ABD reel faizlerinde (beyaz çizgi) 8 Mart 2022 tarihinden yüzde -1 seviyesinden başlayan yukarı yönlü hareket ile reel faiz sıfır seviyesine ulaştı. Negatif reel faizin tekrar devreye girdiği durumda ons altında (mavi çizgi) 2.000 dolar seviyesi üzerinde kalıcı hareket beklenebilir.

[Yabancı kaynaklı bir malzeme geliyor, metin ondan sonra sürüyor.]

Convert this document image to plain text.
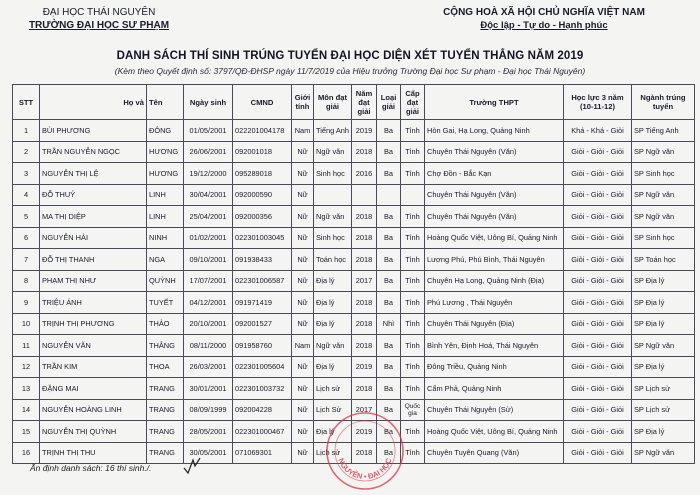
ĐẠI HỌC THÁI NGUYÊN
TRƯỜNG ĐẠI HỌC SƯ PHẠM
CỘNG HOÀ XÃ HỘI CHỦ NGHĨA VIỆT NAM
Độc lập - Tự do - Hạnh phúc
DANH SÁCH THÍ SINH TRÚNG TUYỂN ĐẠI HỌC DIỆN XÉT TUYỂN THẲNG NĂM 2019
(Kèm theo Quyết định số: 3797/QĐ-ĐHSP ngày 11/7/2019 của Hiệu trưởng Trường Đại học Sư phạm - Đại học Thái Nguyên)
STT	Họ và	Tên	Ngày sinh	CMND	Giới tính	Môn đạt giải	Năm đạt giải	Loại giải	Cấp đạt giải	Trường THPT	Học lực 3 năm (10-11-12)	Ngành trúng tuyển
1	BÙI PHƯƠNG	ĐÔNG	01/05/2001	022201004178	Nam	Tiếng Anh	2019	Ba	Tỉnh	Hòn Gai, Hạ Long, Quảng Ninh	Khá - Khá - Giỏi	SP Tiếng Anh
2	TRẦN NGUYỄN NGỌC	HƯƠNG	26/06/2001	092001018	Nữ	Ngữ văn	2018	Ba	Tỉnh	Chuyên Thái Nguyên (Văn)	Giỏi - Giỏi - Giỏi	SP Ngữ văn
3	NGUYỄN THỊ LỆ	HƯƠNG	19/12/2000	095289018	Nữ	Sinh học	2016	Ba	Tỉnh	Chợ Đồn - Bắc Kạn	Giỏi - Giỏi - Giỏi	SP Sinh học
4	ĐỖ THUỶ	LINH	30/04/2001	092000590	Nữ					Chuyên Thái Nguyên (Văn)	Giỏi - Giỏi - Giỏi	SP Ngữ văn
5	MA THỊ DIỆP	LINH	25/04/2001	092000356	Nữ	Ngữ văn	2018	Ba	Tỉnh	Chuyên Thái Nguyên (Văn)	Giỏi - Giỏi - Giỏi	SP Ngữ văn
6	NGUYỄN HẢI	NINH	01/02/2001	022301003045	Nữ	Sinh học	2018	Ba	Tỉnh	Hoàng Quốc Việt, Uông Bí, Quảng Ninh	Giỏi - Giỏi - Giỏi	SP Sinh học
7	ĐỖ THỊ THANH	NGA	09/10/2001	091938433	Nữ	Toán học	2018	Ba	Tỉnh	Lương Phú, Phú Bình, Thái Nguyên	Giỏi - Giỏi - Giỏi	SP Toán học
8	PHẠM THỊ NHƯ	QUỲNH	17/07/2001	022301006587	Nữ	Địa lý	2017	Ba	Tỉnh	Chuyên Hạ Long, Quảng Ninh (Địa)	Giỏi - Giỏi - Giỏi	SP Địa lý
9	TRIỆU ÁNH	TUYẾT	04/12/2001	091971419	Nữ	Địa lý	2018	Ba	Tỉnh	Phú Lương , Thái Nguyên	Giỏi - Giỏi - Giỏi	SP Địa lý
10	TRỊNH THỊ PHƯƠNG	THẢO	20/10/2001	092001527	Nữ	Địa lý	2018	Nhì	Tỉnh	Chuyên Thái Nguyên (Địa)	Giỏi - Giỏi - Giỏi	SP Địa lý
11	NGUYỄN VĂN	THẮNG	08/11/2000	091958760	Nam	Ngữ văn	2018	Ba	Tỉnh	Bình Yên, Định Hoá, Thái Nguyên	Giỏi - Giỏi - Giỏi	SP Ngữ văn
12	TRẦN KIM	THOA	26/03/2001	022301005604	Nữ	Địa lý	2019	Ba	Tỉnh	Đông Triều, Quảng Ninh	Giỏi - Giỏi - Giỏi	SP Địa lý
13	ĐẶNG MAI	TRANG	30/01/2001	022301003732	Nữ	Lịch sử	2018	Ba	Tỉnh	Cẩm Phả, Quảng Ninh	Giỏi - Giỏi - Giỏi	SP Lịch sử
14	NGUYỄN HOÀNG LINH	TRANG	08/09/1999	092004228	Nữ	Lịch Sử	2017	Ba	Quốc gia	Chuyên Thái Nguyên (Sử)	Giỏi - Giỏi - Giỏi	SP Lịch sử
15	NGUYỄN THỊ QUỲNH	TRANG	28/05/2001	022301000467	Nữ	Địa lý	2019	Ba	Tỉnh	Hoàng Quốc Việt, Uông Bí, Quảng Ninh	Giỏi - Giỏi - Giỏi	SP Địa lý
16	TRỊNH THỊ THU	TRANG	30/05/2001	071069301	Nữ	Lịch sử	2018	Ba	Tỉnh	Chuyên Tuyên Quang (Văn)	Giỏi - Giỏi - Giỏi	SP Ngữ văn
Ấn định danh sách: 16 thí sinh./.
NGUYÊN • ĐẠI HỌC
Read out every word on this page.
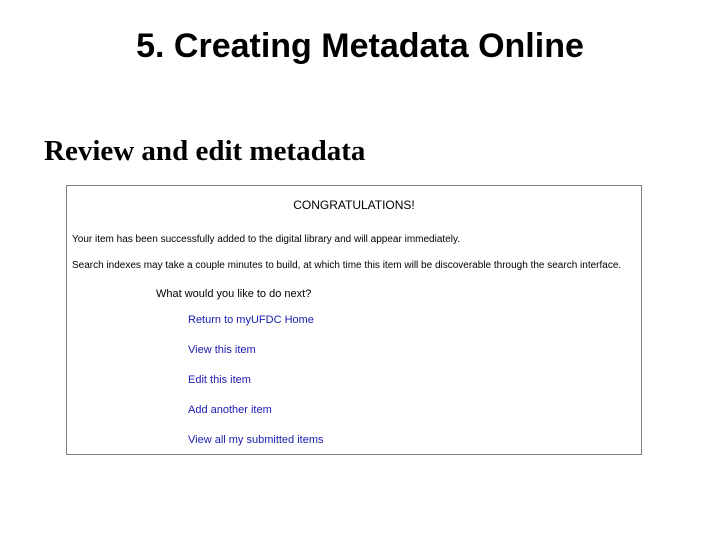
5. Creating Metadata Online
Review and edit metadata
CONGRATULATIONS!
Your item has been successfully added to the digital library and will appear immediately.
Search indexes may take a couple minutes to build, at which time this item will be discoverable through the search interface.
What would you like to do next?
Return to myUFDC Home
View this item
Edit this item
Add another item
View all my submitted items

Bu durum alternatif getiriler arasında dolar ve ons altın tercihini belirlediğinden dolayı piyasanın genel mottosunu yansıtıyor.

Teknik olarak ons altın tarafında 2.000 majör direnç seviyesi olurken, aşağı yönde geri çekilmelerde 55 günlük basit hareketli ortalama 1.926 ve 1.780 (dip) – 2.070 (tepe) seviyelerinden gelen fibo yüzde 50 seviyesi 1.925 seviyesi ile hareketli ortalamayı teyit ediyor. Bu dikkate alındığında 1.925/26 majör destek seviyesi olarak yer alıyor. Ons altında 1.900 dolar seviyesi ve aşağısı için ABD reel faizinde sıfır üzerinde kalıcılık gerekecektir. Benzer şekilde 2.000 ve üzeri hareket için reel faizin negatif tarafta kalıcı olması gerekecektir.